When to Follow Up After the Interview

A job interview includes more than just the time you meet with the potential employer. It includes how you conduct yourself throughout the entire interview process. The employer must learn about you and how you work through limited interactions during this process. As I discussed in my Interview Strategy posts, you can often impress during this time based on what questions you ask rather than how you answer. But often things such as arriving on time, being flexible about interview scheduling, or following up after the interview can give good insight to the hiring manager about what kind of character and initiative you have.

There is a balance between taking initiative and staying on top of things and appearing desperate or demanding. The key is to present yourself as professional and polished. You want them to know you’re not desperate, but are not afraid to follow up and ask where you are in the process if you need to. The mistake most candidates make, is that they underestimate the amount of time it sometimes takes for companies to get all the candidates through the interview process. You might be at the top of the list, but due to a reporting deadline or the president of the company being on vacation, the hiring process might not move forward on your time frame.

So what should you do when you feel great after the interview but never hear back?

Send a thank you email after each interaction. As I covered in Interview Strategy, one of your homework items is to always send a Thank You email to the hiring manager to thank them for their time and communicate your interest in the opportunity. This will open the line of communication and remind them your still interested. If nothing else it will remind them that you are still expecting to hear back from them in case you may have been lost in the shuffle. When should you do this? I’m not sure it matters too much but it’s best either the day of (showing you are prompt) or the next day (prompt but not too needy). It’s kind of like the whole 3-day rule when calling after the first date – it’s a game and we all hate it, but playing it well usually works. In this case I’d say you have a 1-day rule – 3 days is too long.

Ask the recruiter for feedback. This is where those of you going through an independent recruiter (not a recruiter in the HR department) have a real advantage. Usually when the hiring manager is using an independent recruiting firm he or she will follow up with the recruiter immediately after seeing you in the interview. Usually the recruiter will also get your feedback and relay it back to the hiring manager. Because recruiter’s paychecks depend on you (or another one of their candidates) getting hired, they will stay on top of things and ask the hiring manager good questions like, how many other candidates are in the mix and when he or she thinks the next round of interviews will be. Recruiters can ask direct questions like that and it doesn’t appear desperate or demanding, just part of logistics and business. Many times they relay just enough of this information back to you to keep you interested. So if you are curious, ask the recruiter for more info.

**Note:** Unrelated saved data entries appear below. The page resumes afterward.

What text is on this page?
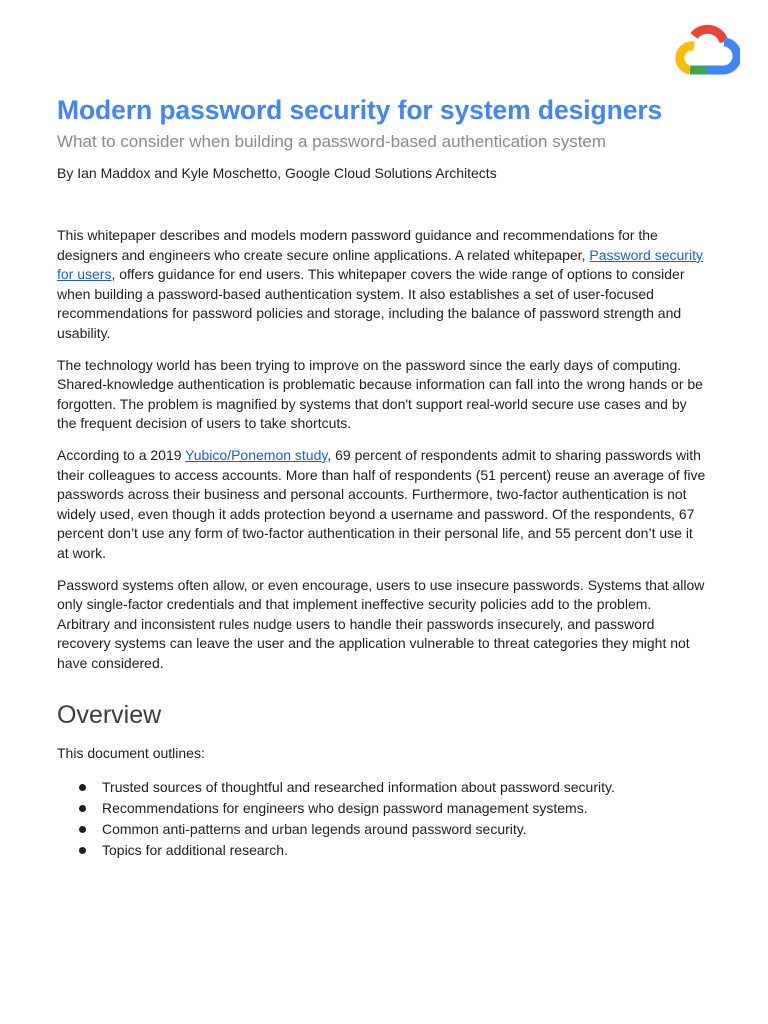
Modern password security for system designers

What to consider when building a password-based authentication system

By Ian Maddox and Kyle Moschetto, Google Cloud Solutions Architects

This whitepaper describes and models modern password guidance and recommendations for the designers and engineers who create secure online applications. A related whitepaper, Password security for users, offers guidance for end users. This whitepaper covers the wide range of options to consider when building a password-based authentication system. It also establishes a set of user-focused recommendations for password policies and storage, including the balance of password strength and usability.

The technology world has been trying to improve on the password since the early days of computing. Shared-knowledge authentication is problematic because information can fall into the wrong hands or be forgotten. The problem is magnified by systems that don't support real-world secure use cases and by the frequent decision of users to take shortcuts.

According to a 2019 Yubico/Ponemon study, 69 percent of respondents admit to sharing passwords with their colleagues to access accounts. More than half of respondents (51 percent) reuse an average of five passwords across their business and personal accounts. Furthermore, two-factor authentication is not widely used, even though it adds protection beyond a username and password. Of the respondents, 67 percent don’t use any form of two-factor authentication in their personal life, and 55 percent don’t use it at work.

Password systems often allow, or even encourage, users to use insecure passwords. Systems that allow only single-factor credentials and that implement ineffective security policies add to the problem. Arbitrary and inconsistent rules nudge users to handle their passwords insecurely, and password recovery systems can leave the user and the application vulnerable to threat categories they might not have considered.

Overview

This document outlines:

Trusted sources of thoughtful and researched information about password security.
Recommendations for engineers who design password management systems.
Common anti-patterns and urban legends around password security.
Topics for additional research.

Wait at least 2 to 3 weeks then reach out. This is another area where having a recruiter will help you. A recruiter won’t let the job search go on that long without hearing back. They will hound the hiring manager sometimes asking where things are in the process. This is kind of expected as recruiters’ paychecks depending on placing candidates. But if you haven’t heard back on anything in at least 2 or 3 weeks then I think it’s reasonable to follow up with the hiring manager and ask if he or she is still interested. You might even frame it like you’re starting to pursue other opportunities and you just wanted to reach out to them and see if they were still interested before you move on. However you communicate it, don’t relay frustration or negativity. Understand that sometimes things take time in the corporate world and something might have happened to throw a wrench in the process. Also realize that if you are second pick (which sucks but might be true) then they are likely waiting to reject you until after they have secured their first pick with a signed offer letter and drug test. Remember though, being second pick when something falls through with their first is still OK if it results in you getting the offer. Don’t be offended you’re not first pick. If you want, just blame it on the inefficiency of the interview process, because if they really knew you clearly you would be first!

Mark it off your list. If you get no response after your email and it’s been 3+ weeks since the interview there is a problem. Either the company is horrible at communication and follow up, they are completely unorganized, they have found someone they like better, or they aren’t sure if they can still hire for the position. Either way there should be red flags going off everywhere in your head that say you should just write this one off as good interview experience and move on. I would go as far to say that if for some reason you do get renewed interest from them after 3 weeks of no communication, you might not want the job anyway. Maybe if they can resolve your concerns and make you feel comfortable that the circumstances were reasonable that they couldn’t get back to you, it’s salvageable. Again, not too sure it’s worth it at this point for you to mess with, but it doesn’t hurt to ask them what happened.